Simulation and Analysis of Inhomogeneous Degradation in Large Format LiMn2O4/Carbon Cells

Abstract

Degradation phenomena are not distributed uniformly in a large-format cell. To better understand the inhomogeneous degradation in large-format cells, a two-dimensional model was developed for a LiMn2O4 (LMO)/Carbon cell. The model includes both the non-uniform porous electrode properties and the electrode mismatch. The simulation results show that when the anode edge is extended over the cathode edge, the LMO particles near the edge suffer larger potential difference, larger charge/discharge depth, and higher insertion-induced stress.

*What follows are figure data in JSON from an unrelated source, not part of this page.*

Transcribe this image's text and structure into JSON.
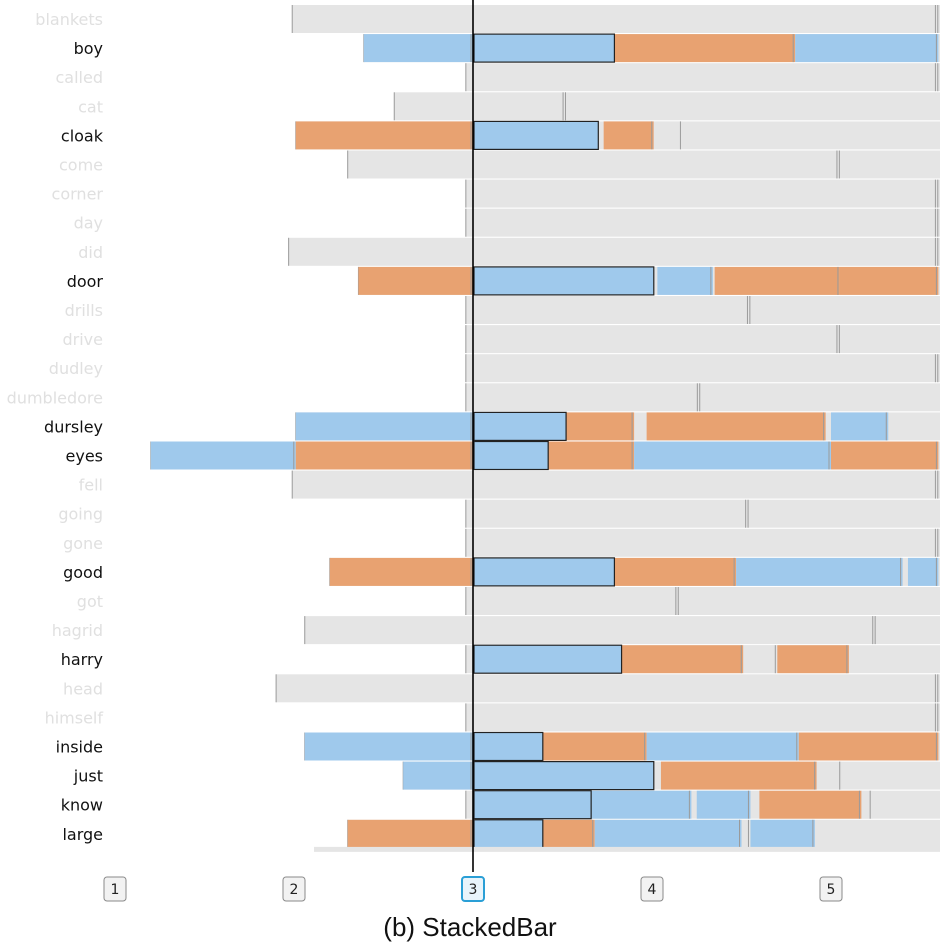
{
  "caption": "(b) StackedBar",
  "colors": {
    "blue": "#9fc9ec",
    "orange": "#e8a271",
    "gray": "#e5e5e5",
    "tick": "#9a9a9a",
    "label_active": "#111111",
    "label_inactive": "#e0e0e0",
    "axis": "#000000"
  },
  "chart_data": {
    "type": "bar",
    "x_ticks": [
      "1",
      "2",
      "3",
      "4",
      "5"
    ],
    "selected_tick": "3",
    "xlim": [
      1.0,
      5.6
    ],
    "series_colors": [
      "blue",
      "orange",
      "gray"
    ],
    "rows": [
      {
        "label": "blankets",
        "active": false,
        "start": 1.99,
        "segs": [
          [
            "gray",
            4.82,
            4.83,
            4.84,
            4.85,
            4.86,
            4.87
          ],
          [
            "gray",
            5.6
          ]
        ],
        "base_end": 3.0
      },
      {
        "label": "boy",
        "active": true,
        "start": 2.39,
        "base_end": 3.79,
        "segs": [
          [
            "blue",
            2.39,
            3.0
          ],
          [
            "orange",
            3.79,
            4.8
          ],
          [
            "blue",
            4.8,
            5.6
          ]
        ]
      },
      {
        "label": "called",
        "active": false,
        "start": 2.96,
        "segs": [
          [
            "gray",
            5.6
          ]
        ]
      },
      {
        "label": "cat",
        "active": false,
        "start": 2.56,
        "segs": [
          [
            "gray",
            3.52
          ]
        ]
      },
      {
        "label": "cloak",
        "active": true,
        "start": 2.01,
        "base_end": 3.7,
        "segs": [
          [
            "orange",
            2.01,
            3.0
          ],
          [
            "orange",
            3.73,
            4.01
          ],
          [
            "gray",
            4.01,
            4.17
          ]
        ]
      },
      {
        "label": "come",
        "active": false,
        "start": 2.3,
        "segs": [
          [
            "gray",
            5.05
          ]
        ]
      },
      {
        "label": "corner",
        "active": false,
        "start": 2.96,
        "segs": [
          [
            "gray",
            5.6
          ]
        ]
      },
      {
        "label": "day",
        "active": false,
        "start": 2.96,
        "segs": [
          [
            "gray",
            5.6
          ]
        ]
      },
      {
        "label": "did",
        "active": false,
        "start": 1.97,
        "segs": [
          [
            "gray",
            5.6
          ]
        ]
      },
      {
        "label": "door",
        "active": true,
        "start": 2.36,
        "base_end": 4.01,
        "segs": [
          [
            "orange",
            2.36,
            3.0
          ],
          [
            "blue",
            4.03,
            4.34
          ],
          [
            "orange",
            4.35,
            5.05
          ],
          [
            "orange",
            5.05,
            5.6
          ]
        ]
      },
      {
        "label": "drills",
        "active": false,
        "start": 2.96,
        "segs": [
          [
            "gray",
            4.55
          ]
        ]
      },
      {
        "label": "drive",
        "active": false,
        "start": 2.96,
        "segs": [
          [
            "gray",
            5.05
          ]
        ]
      },
      {
        "label": "dudley",
        "active": false,
        "start": 2.96,
        "segs": [
          [
            "gray",
            5.6
          ]
        ]
      },
      {
        "label": "dumbledore",
        "active": false,
        "start": 2.96,
        "segs": [
          [
            "gray",
            4.27
          ]
        ]
      },
      {
        "label": "dursley",
        "active": true,
        "start": 2.01,
        "base_end": 3.52,
        "segs": [
          [
            "blue",
            2.01,
            3.0
          ],
          [
            "orange",
            3.52,
            3.9
          ],
          [
            "orange",
            3.97,
            4.97
          ],
          [
            "blue",
            5.0,
            5.32
          ]
        ]
      },
      {
        "label": "eyes",
        "active": true,
        "start": 1.2,
        "base_end": 3.42,
        "segs": [
          [
            "blue",
            1.2,
            2.01
          ],
          [
            "orange",
            2.01,
            3.0
          ],
          [
            "orange",
            3.42,
            3.9
          ],
          [
            "blue",
            3.9,
            5.0
          ],
          [
            "orange",
            5.0,
            5.6
          ]
        ]
      },
      {
        "label": "fell",
        "active": false,
        "start": 1.99,
        "segs": [
          [
            "gray",
            5.6
          ]
        ]
      },
      {
        "label": "going",
        "active": false,
        "start": 2.96,
        "segs": [
          [
            "gray",
            4.54
          ]
        ]
      },
      {
        "label": "gone",
        "active": false,
        "start": 2.96,
        "segs": [
          [
            "gray",
            5.6
          ]
        ]
      },
      {
        "label": "good",
        "active": true,
        "start": 2.2,
        "base_end": 3.79,
        "segs": [
          [
            "orange",
            2.2,
            3.0
          ],
          [
            "orange",
            3.79,
            4.47
          ],
          [
            "blue",
            4.47,
            5.4
          ],
          [
            "blue",
            5.43,
            5.6
          ]
        ]
      },
      {
        "label": "got",
        "active": false,
        "start": 2.96,
        "segs": [
          [
            "gray",
            4.15
          ]
        ]
      },
      {
        "label": "hagrid",
        "active": false,
        "start": 2.06,
        "segs": [
          [
            "gray",
            5.25
          ]
        ]
      },
      {
        "label": "harry",
        "active": true,
        "start": 2.96,
        "base_end": 3.83,
        "segs": [
          [
            "orange",
            3.83,
            4.51
          ],
          [
            "gray",
            4.51,
            4.7
          ],
          [
            "orange",
            4.7,
            5.1
          ]
        ]
      },
      {
        "label": "head",
        "active": false,
        "start": 1.9,
        "segs": [
          [
            "gray",
            5.6
          ]
        ]
      },
      {
        "label": "himself",
        "active": false,
        "start": 2.96,
        "segs": [
          [
            "gray",
            5.6
          ]
        ]
      },
      {
        "label": "inside",
        "active": true,
        "start": 2.06,
        "base_end": 3.39,
        "segs": [
          [
            "blue",
            2.06,
            3.0
          ],
          [
            "orange",
            3.39,
            3.97
          ],
          [
            "blue",
            3.97,
            4.82
          ],
          [
            "orange",
            4.82,
            5.6
          ]
        ]
      },
      {
        "label": "just",
        "active": true,
        "start": 2.61,
        "base_end": 4.01,
        "segs": [
          [
            "blue",
            2.61,
            3.0
          ],
          [
            "orange",
            4.05,
            4.92
          ],
          [
            "gray",
            4.92,
            5.06
          ]
        ]
      },
      {
        "label": "know",
        "active": true,
        "start": 2.96,
        "base_end": 3.66,
        "segs": [
          [
            "blue",
            3.66,
            4.22
          ],
          [
            "blue",
            4.25,
            4.55
          ],
          [
            "orange",
            4.6,
            5.17
          ],
          [
            "gray",
            5.17,
            5.23
          ]
        ]
      },
      {
        "label": "large",
        "active": true,
        "start": 2.3,
        "base_end": 3.39,
        "segs": [
          [
            "orange",
            2.3,
            3.0
          ],
          [
            "orange",
            3.39,
            3.68
          ],
          [
            "blue",
            3.68,
            4.5
          ],
          [
            "gray",
            4.5,
            4.55
          ],
          [
            "blue",
            4.55,
            4.91
          ]
        ]
      }
    ]
  }
}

Therefore, the predicted loss of LMO is more pronounced near the edge as has been seen experimentally. The influence of different design adjustable parameters (such as: the anode extension length, the capacity ratio, the porosity, and the electrode thickness) and electrolyte properties (such as: the diffusion coefficient and the ionic conductivity) on the cathode performance. Among them, the over-potential behavior of the cathode is most sensitive to the extent of the electrode mismatch. Larger anode extensions will increase the possibility of the LMO degradation at the cathode edge. This suggests that a longer extension of the anode is not better for improvement of cell life. An optimal design of the anode extension length should be carried out.